Resume help, please: Age vs. Experience

Last summer I joined the great legion of those who have been called into the office and “let go”,and it wasn’t by someone who looked like George Clooney. I immediately updated my resume and started a-hunting, but like many people here I’ve had little success.

I’ve spent the weekend updating the resume again to be punchier and with more actions words and solid results, etc., but a friend of mine I consulted yesterday pointed out something: I graduated college in 1986 and had a steady job for eleven years after that, and since 2000 I’ve been mostly a freelancer and contracter (some for jobs of nearly two years), but it looks like I’ve been skipping around a bit too much, she thinks. I had left off my first longterm job because a) it’s not on a path I want my career to take now, and b) I didn’t want people to know I’m in my forties in this economy (I don’t look it in person but I need to get the interview first).
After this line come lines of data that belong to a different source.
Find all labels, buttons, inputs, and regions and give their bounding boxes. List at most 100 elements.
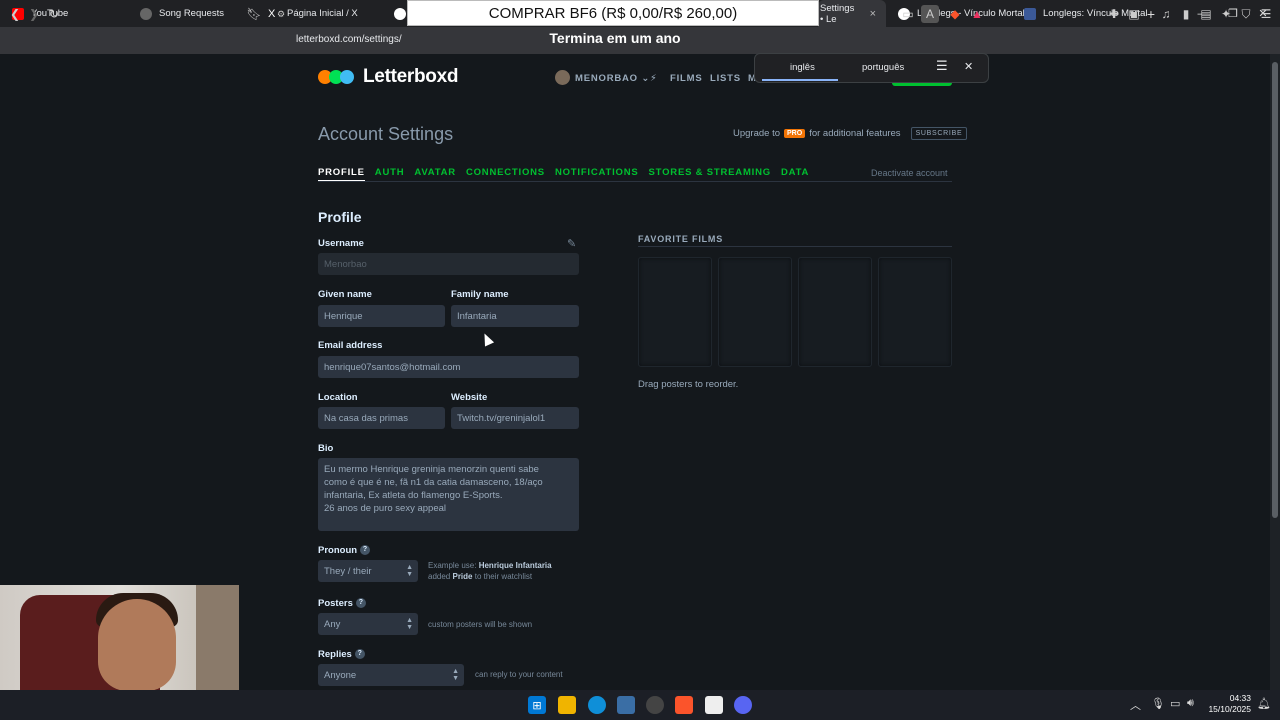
favorite-film-slot[interactable] xyxy=(878,257,952,367)
system-clock[interactable]: 04:33 15/10/2025 xyxy=(1205,693,1251,715)
pronoun-select[interactable]: They / their ▲ ▼ xyxy=(318,560,418,582)
help-icon[interactable]: ? xyxy=(355,598,366,609)
user-menu[interactable]: MENORBAO ⌄ xyxy=(575,73,650,84)
select-arrows-icon: ▲ ▼ xyxy=(452,668,459,682)
given-name-input[interactable]: Henrique xyxy=(318,305,445,327)
edge-icon[interactable] xyxy=(588,696,606,714)
favorite-films-divider xyxy=(638,246,952,247)
favorite-films-heading: FAVORITE FILMS xyxy=(638,234,724,244)
sidebar-icon[interactable]: ▮ xyxy=(1177,5,1195,23)
tab-data[interactable]: DATA xyxy=(781,167,809,181)
favorite-film-slot[interactable] xyxy=(718,257,792,367)
replies-select[interactable]: Anyone ▲ ▼ xyxy=(318,664,464,686)
tab-profile[interactable]: PROFILE xyxy=(318,167,365,181)
help-icon[interactable]: ? xyxy=(360,545,371,556)
chrome-icon xyxy=(394,7,406,20)
translate-icon[interactable]: A xyxy=(921,5,939,23)
favorite-film-slot[interactable] xyxy=(638,257,712,367)
store-icon[interactable] xyxy=(617,696,635,714)
network-icon[interactable]: ▭ xyxy=(1170,697,1180,710)
bio-textarea[interactable]: Eu mermo Henrique greninja menorzin quen… xyxy=(318,458,579,531)
upgrade-banner: Upgrade to PRO for additional features S… xyxy=(733,127,968,140)
menu-icon[interactable]: ☰ xyxy=(1257,5,1275,23)
tab-song-requests[interactable]: Song Requests xyxy=(130,0,234,27)
song-icon xyxy=(140,7,152,20)
replies-hint: can reply to your content xyxy=(475,670,563,679)
email-input[interactable]: henrique07santos@hotmail.com xyxy=(318,356,579,378)
windows-taskbar xyxy=(0,690,1280,720)
letterboxd-logo[interactable]: Letterboxd xyxy=(318,66,458,88)
extensions-icon[interactable]: ✚ xyxy=(1105,5,1123,23)
translate-active-indicator xyxy=(762,79,838,81)
forward-icon[interactable]: ❯ xyxy=(25,5,43,23)
activity-icon[interactable]: ⚡︎ xyxy=(650,73,657,84)
favorite-film-slot[interactable] xyxy=(798,257,872,367)
email-label: Email address xyxy=(318,340,383,351)
site-icon xyxy=(1024,7,1036,20)
file-explorer-icon[interactable] xyxy=(558,696,576,714)
volume-icon[interactable]: 🔊︎ xyxy=(1187,697,1194,710)
brave-rewards-icon[interactable]: ▲ xyxy=(968,5,986,23)
deactivate-account-link[interactable]: Deactivate account xyxy=(871,168,948,178)
address-bar[interactable]: letterboxd.com/settings/ xyxy=(296,34,402,45)
subscribe-button[interactable]: SUBSCRIBE xyxy=(910,127,968,140)
vpn-icon[interactable]: ⛉ xyxy=(1237,5,1255,23)
reload-icon[interactable]: ↻ xyxy=(45,5,63,23)
brave-taskbar-icon[interactable] xyxy=(675,696,693,714)
pronoun-label: Pronoun? xyxy=(318,545,371,556)
profile-heading: Profile xyxy=(318,209,362,225)
translate-target-lang[interactable]: português xyxy=(862,62,904,73)
music-icon[interactable]: ♫ xyxy=(1157,5,1175,23)
location-label: Location xyxy=(318,392,358,403)
posters-label: Posters? xyxy=(318,598,366,609)
notepad-icon[interactable] xyxy=(705,696,723,714)
posters-select[interactable]: Any ▲ ▼ xyxy=(318,613,418,635)
username-field: Menorbao xyxy=(318,253,579,275)
brave-shields-icon[interactable]: ◆ xyxy=(946,5,964,23)
bio-label: Bio xyxy=(318,443,334,454)
wallet-icon[interactable]: ▤ xyxy=(1197,5,1215,23)
cast-icon[interactable]: ▭ xyxy=(899,5,917,23)
location-input[interactable]: Na casa das primas xyxy=(318,407,445,429)
user-avatar[interactable] xyxy=(555,70,570,85)
family-name-label: Family name xyxy=(451,289,509,300)
settings-tabs: PROFILE AUTH AVATAR CONNECTIONS NOTIFICA… xyxy=(318,167,809,181)
discord-icon[interactable] xyxy=(734,696,752,714)
stream-promo-banner: COMPRAR BF6 (R$ 0,00/R$ 260,00) xyxy=(407,0,819,26)
translate-source-lang[interactable]: inglês xyxy=(790,62,815,73)
nav-films[interactable]: FILMS xyxy=(670,73,703,84)
screenshot-icon[interactable]: ▣ xyxy=(1125,5,1143,23)
notification-icon[interactable]: 🔔︎ xyxy=(1257,697,1271,710)
site-info-icon[interactable]: ⚙︎ xyxy=(272,5,290,23)
start-icon[interactable]: ⊞ xyxy=(528,696,546,714)
tab-stores-streaming[interactable]: STORES & STREAMING xyxy=(649,167,771,181)
given-name-label: Given name xyxy=(318,289,372,300)
family-name-input[interactable]: Infantaria xyxy=(451,305,579,327)
replies-label: Replies? xyxy=(318,649,365,660)
username-label: Username xyxy=(318,238,364,249)
nav-lists[interactable]: LISTS xyxy=(710,73,741,84)
scrollbar-thumb[interactable] xyxy=(1272,62,1278,518)
select-arrows-icon: ▲ ▼ xyxy=(406,617,413,631)
translate-close-icon[interactable]: ✕ xyxy=(964,60,973,73)
website-label: Website xyxy=(451,392,488,403)
help-icon[interactable]: ? xyxy=(354,649,365,660)
microphone-icon[interactable]: 🎙︎ xyxy=(1151,697,1165,710)
tab-avatar[interactable]: AVATAR xyxy=(414,167,456,181)
back-icon[interactable]: ❮ xyxy=(6,5,24,23)
select-arrows-icon: ▲ ▼ xyxy=(406,564,413,578)
website-input[interactable]: Twitch.tv/greninjalol1 xyxy=(451,407,579,429)
tab-settings-active[interactable]: Settings • Le × xyxy=(818,0,886,27)
tray-chevron-icon[interactable]: ︿ xyxy=(1130,697,1141,713)
bookmark-icon[interactable]: 🔖︎ xyxy=(245,5,263,23)
leo-icon[interactable]: ✦ xyxy=(1217,5,1235,23)
close-tab-icon[interactable]: × xyxy=(870,8,876,20)
chrome-taskbar-icon[interactable] xyxy=(646,696,664,714)
tab-connections[interactable]: CONNECTIONS xyxy=(466,167,545,181)
edit-pencil-icon[interactable]: ✎ xyxy=(567,237,576,250)
translate-menu-icon[interactable]: ☰ xyxy=(936,58,948,74)
tab-auth[interactable]: AUTH xyxy=(375,167,405,181)
tab-notifications[interactable]: NOTIFICATIONS xyxy=(555,167,639,181)
pro-badge[interactable]: PRO xyxy=(784,129,806,138)
stream-promo-subtitle: Termina em um ano xyxy=(549,30,681,46)
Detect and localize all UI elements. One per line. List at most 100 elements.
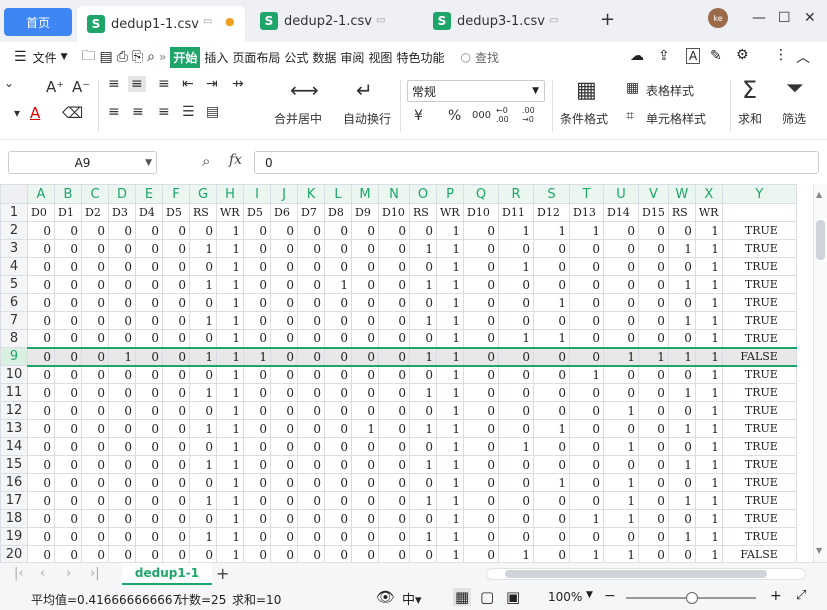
table-cell[interactable]: 0 <box>297 383 325 402</box>
decrease-font-icon[interactable]: A⁻ <box>72 78 90 96</box>
table-cell[interactable]: 0 <box>297 239 325 258</box>
table-cell[interactable]: 0 <box>569 239 604 258</box>
table-cell[interactable]: 0 <box>270 346 298 367</box>
wrap-text-button[interactable]: 自动换行 <box>343 110 391 127</box>
table-cell[interactable]: 0 <box>54 311 82 330</box>
column-header[interactable]: R <box>498 184 534 204</box>
column-header[interactable]: P <box>436 184 464 204</box>
table-cell[interactable]: 0 <box>463 437 499 456</box>
table-cell[interactable]: TRUE <box>721 527 797 546</box>
table-cell[interactable]: 1 <box>694 293 723 312</box>
table-cell[interactable]: 0 <box>108 455 136 474</box>
header-cell[interactable]: WR <box>216 203 244 222</box>
table-cell[interactable]: 0 <box>533 545 570 562</box>
table-cell[interactable]: 0 <box>189 293 217 312</box>
table-cell[interactable]: 1 <box>108 346 136 367</box>
table-cell[interactable]: 0 <box>243 545 271 562</box>
table-cell[interactable]: 0 <box>638 491 669 510</box>
table-cell[interactable]: 0 <box>81 545 109 562</box>
column-header[interactable]: G <box>189 184 217 204</box>
table-cell[interactable]: 0 <box>162 419 190 438</box>
table-cell[interactable]: 0 <box>81 401 109 420</box>
table-cell[interactable]: 0 <box>378 275 410 294</box>
row-header[interactable]: 9 <box>0 347 28 366</box>
table-cell[interactable]: 0 <box>297 455 325 474</box>
table-cell[interactable]: 0 <box>189 509 217 528</box>
table-cell[interactable]: 0 <box>409 293 437 312</box>
table-cell[interactable]: 1 <box>436 346 464 367</box>
table-cell[interactable]: 0 <box>463 491 499 510</box>
table-cell[interactable]: 0 <box>297 527 325 546</box>
table-cell[interactable]: TRUE <box>721 293 797 312</box>
table-cell[interactable]: 1 <box>694 383 723 402</box>
table-cell[interactable]: 0 <box>463 455 499 474</box>
table-cell[interactable]: 0 <box>638 365 669 384</box>
table-cell[interactable]: 0 <box>667 545 696 562</box>
table-cell[interactable]: 0 <box>108 293 136 312</box>
table-cell[interactable]: 0 <box>351 509 379 528</box>
maximize-icon[interactable]: ☐ <box>778 10 791 26</box>
table-cell[interactable]: 0 <box>378 257 410 276</box>
distribute-icon[interactable]: ▤ <box>206 104 219 120</box>
table-cell[interactable]: 0 <box>463 311 499 330</box>
table-cell[interactable]: 0 <box>81 365 109 384</box>
table-cell[interactable]: 1 <box>436 419 464 438</box>
table-cell[interactable]: 0 <box>81 346 109 367</box>
table-cell[interactable]: 0 <box>533 455 570 474</box>
table-cell[interactable]: 0 <box>603 257 639 276</box>
table-cell[interactable]: 0 <box>297 311 325 330</box>
table-cell[interactable]: 0 <box>297 221 325 240</box>
table-cell[interactable]: 1 <box>216 491 244 510</box>
scroll-thumb[interactable] <box>816 220 825 260</box>
merge-center-button[interactable]: 合并居中 <box>274 110 322 127</box>
chevron-down-icon[interactable]: ▼ <box>61 52 68 62</box>
table-cell[interactable]: 0 <box>463 275 499 294</box>
thousands-button[interactable]: 000 <box>472 110 491 121</box>
table-cell[interactable]: 0 <box>603 239 639 258</box>
table-cell[interactable]: 0 <box>135 527 163 546</box>
table-cell[interactable]: 0 <box>243 221 271 240</box>
table-cell[interactable]: 0 <box>498 346 534 367</box>
table-cell[interactable]: 1 <box>694 239 723 258</box>
table-cell[interactable]: 0 <box>189 365 217 384</box>
table-cell[interactable]: 1 <box>216 401 244 420</box>
table-cell[interactable]: 0 <box>108 527 136 546</box>
column-header[interactable]: A <box>27 184 55 204</box>
currency-button[interactable]: ¥ <box>414 108 423 124</box>
table-cell[interactable]: 0 <box>324 293 352 312</box>
table-cell[interactable]: 0 <box>27 275 55 294</box>
table-cell[interactable]: 0 <box>27 401 55 420</box>
file-tab-1[interactable]: S dedup1-1.csv ▭ ● <box>77 6 245 42</box>
table-cell[interactable]: 1 <box>569 365 604 384</box>
column-header[interactable]: B <box>54 184 82 204</box>
table-cell[interactable]: 0 <box>638 239 669 258</box>
row-header[interactable]: 18 <box>0 509 28 528</box>
table-cell[interactable]: 0 <box>54 365 82 384</box>
row-header[interactable]: 15 <box>0 455 28 474</box>
font-color-icon[interactable]: A <box>30 104 40 122</box>
table-cell[interactable]: 0 <box>297 401 325 420</box>
table-cell[interactable]: 0 <box>27 257 55 276</box>
table-cell[interactable]: 0 <box>498 455 534 474</box>
table-cell[interactable]: 0 <box>638 311 669 330</box>
column-header[interactable]: M <box>351 184 379 204</box>
table-cell[interactable]: 0 <box>409 437 437 456</box>
table-cell[interactable]: 0 <box>27 221 55 240</box>
search-label[interactable]: 查找 <box>475 49 499 66</box>
header-cell[interactable]: WR <box>436 203 464 222</box>
cloud-icon[interactable]: ☁ <box>630 48 644 64</box>
table-cell[interactable]: 0 <box>54 257 82 276</box>
header-cell[interactable]: D14 <box>603 203 639 222</box>
table-cell[interactable]: 0 <box>270 473 298 492</box>
table-cell[interactable]: 0 <box>297 346 325 367</box>
table-cell[interactable]: 0 <box>351 383 379 402</box>
dropdown-icon[interactable]: ▾ <box>14 106 20 120</box>
table-cell[interactable]: 0 <box>667 365 696 384</box>
menu-features[interactable]: 特色功能 <box>396 49 444 66</box>
table-cell[interactable]: 0 <box>603 455 639 474</box>
column-header[interactable]: L <box>324 184 352 204</box>
table-cell[interactable]: 0 <box>378 401 410 420</box>
table-cell[interactable]: 1 <box>694 401 723 420</box>
table-cell[interactable]: 0 <box>498 401 534 420</box>
table-cell[interactable]: 0 <box>667 221 696 240</box>
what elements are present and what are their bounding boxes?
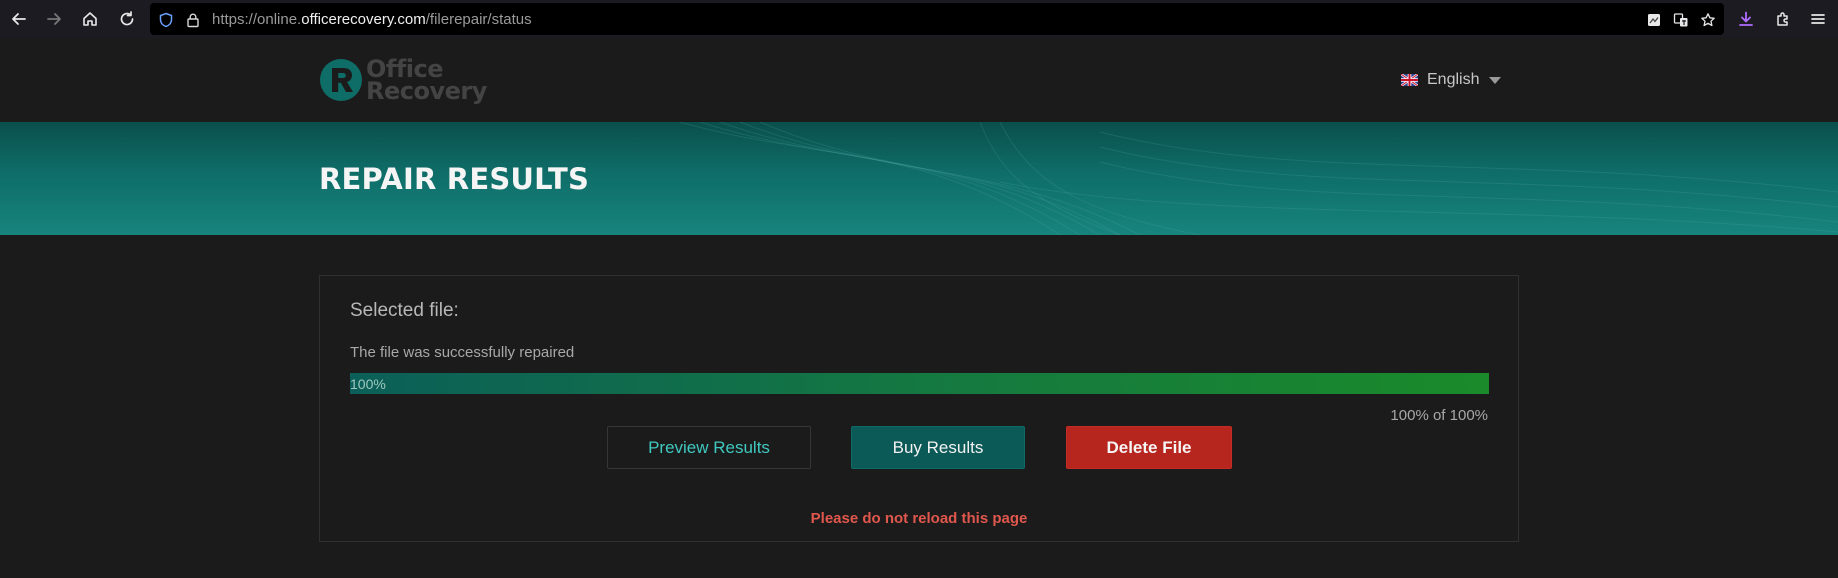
back-icon[interactable]	[6, 6, 32, 32]
bookmark-star-icon[interactable]	[1699, 11, 1717, 29]
language-selector[interactable]: English	[1401, 71, 1502, 89]
page-action-icon[interactable]	[1645, 11, 1663, 29]
page-title: REPAIR RESULTS	[319, 162, 590, 196]
url-text[interactable]: https://online.officerecovery.com/filere…	[212, 11, 532, 28]
logo-text: Office Recovery	[366, 55, 487, 105]
uk-flag-icon	[1401, 74, 1418, 86]
shield-icon[interactable]	[157, 11, 175, 29]
chevron-down-icon	[1489, 76, 1502, 84]
forward-icon[interactable]	[41, 6, 67, 32]
home-icon[interactable]	[77, 6, 103, 32]
progress-bar: 100%	[350, 373, 1489, 394]
language-label: English	[1427, 71, 1480, 88]
browser-toolbar: https://online.officerecovery.com/filere…	[0, 0, 1838, 38]
menu-icon[interactable]	[1805, 6, 1831, 32]
wave-pattern	[679, 122, 1838, 235]
translate-icon[interactable]	[1672, 11, 1690, 29]
address-bar[interactable]: https://online.officerecovery.com/filere…	[150, 3, 1724, 35]
progress-fill: 100%	[350, 373, 1489, 394]
progress-label: 100%	[350, 376, 386, 392]
reload-icon[interactable]	[114, 6, 140, 32]
repair-results-card: Selected file: The file was successfully…	[319, 275, 1519, 542]
repair-status-text: The file was successfully repaired	[350, 344, 575, 361]
downloads-icon[interactable]	[1733, 6, 1759, 32]
buy-results-button[interactable]: Buy Results	[851, 426, 1025, 469]
officerecovery-logo[interactable]: Office Recovery	[318, 56, 487, 104]
reload-warning: Please do not reload this page	[810, 510, 1028, 527]
preview-results-button[interactable]: Preview Results	[607, 426, 811, 469]
progress-count: 100% of 100%	[1390, 407, 1488, 424]
site-header: Office Recovery English	[0, 38, 1838, 122]
selected-file-label: Selected file:	[350, 300, 459, 321]
delete-file-button[interactable]: Delete File	[1066, 426, 1232, 469]
extensions-icon[interactable]	[1770, 6, 1796, 32]
logo-mark-icon	[320, 59, 362, 101]
hero-banner: REPAIR RESULTS	[0, 122, 1838, 235]
lock-icon[interactable]	[184, 11, 202, 29]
Now I’m wondering if this was a good idea, and if maybe I look like a screwup rather than a freelancer. Thoughts?

I would put your company, job title and years of your first job, even if it’s in a different industry, just to show that you are capable of holding a long-term job. You don’t have to put any other details, really, if it’s not relevant to what you’re looking for.

ETA: It also accounts for “missing years” so it doesn’t look like you’re trying to hide something like a prison sentence or an eleven year bender.

I don’t know what your career field is but I interviewed last year at 56 (and look it) and got the job. A degree from 86 and you’re in your forties does not sound bad to me. Contracting by definition can be a lot of skipping around, I would think most people interviewing nowadays would understand this.

good luck. and consider a career field type resume, not a chronological one.

When I was doing short term gigs, I put them under one heading of Contract or Freelance Work X, with the years (2005-2009 or whatever) then listed the companies/duties below. The goal is to demonstrate it was a deliberate decision on your part to work in this fashion, not that you’re a flaky person who can’t hold a job. (I agree with also listing your long-term job)

A lot of people work this way, it’s not a knock. Make it clear in your cover letter that you were freelancing for a while, but have chosen to search now for full-time employment with a single employer you can devote your skills to.

My mother worries about my resume, because I did a bunch of temp work, and I’ve got two defunct companies with less than a year on my resume. I make it clear that I went the “start up” route, and it took until the 3rd one before the company itself stuck around. In my case particularly, it seems like everyone in silicon valley over the age of 30 has at least one failed dotcom on their resume. It’s part of the culture. I’ve never had a problem. If it’s discussed at all, interviewers often share their experience working on a folding table and hoping their paycheck wouldn’t bounce.

This. Did you set up any sort of tax entity to handle your freelance/contractor income? Put that down (or “Contractor/Freelance work”) as the header.

I also agree that you should put your first job on. Assuming your freelance work is in the area you want to continue in, what you did last counts for far more than what you did first.

From what I read being a contractor is good now, since companies are getting more work but are too skittish to hire full time people. My wife is a free lance writer, and her work has actually picked up during the crash.

I graduated in 1977 and have done mostly contract work. I label every entry on my resume (I only go back 10 years) as either contract or fulltime. It immediately squelches the concept of jobhopping.

Thanks everybody! I’ll put it back on because, as a friend of mine said last night, “You’re in the prime of your life right now, why hide it?” (Why I’m not dating George Clooney and living in a Greenwich Village brownstone is the question).

I have to look into separating on-contract and permanent jobs; how does it look on the page?

I wouldn’t give a shit if you were a 90 year-old Giant Isopod, as long as you got your work done.

Come to think of it, your typing skills would be awesome.


I’m pretty sure that’s what Gregor Samsa was turned into.

I just turned 60 and my resume is all over the place too. I broke it down into categories to show all my skills. Administrative Assistant (which included 10 1/2 years at one company and several long-term temp jobs in-between things. Design (with sub-categories of Interior Design and Graphic Design–again some being freelance) and, finally, Retail (in a design center for 7 years, which was my last job). Some things overlapped at the same time–like freelance graphic design and the retail job.

I only put dates for the last job. On the longer jobs I mentioned how many years. For instance, one of the long-term temp jobs was 3 years. The company had a hiring freeze and I mentioned that. They finally hired some of the people I made friends with there after 5 years. Major corporation that anyone has heard of so it would be easy for an HR to check if they wanted to verify.

When I get a response (few and far between in this economy, unfortunately) people are impressed with all the varied experience so I don’t think I’m coming off as a flake. It’s just a tough market so I’m out for longer than I want now but the right place will recognize that I can do a good job for them and that I can be flexible and adaptable.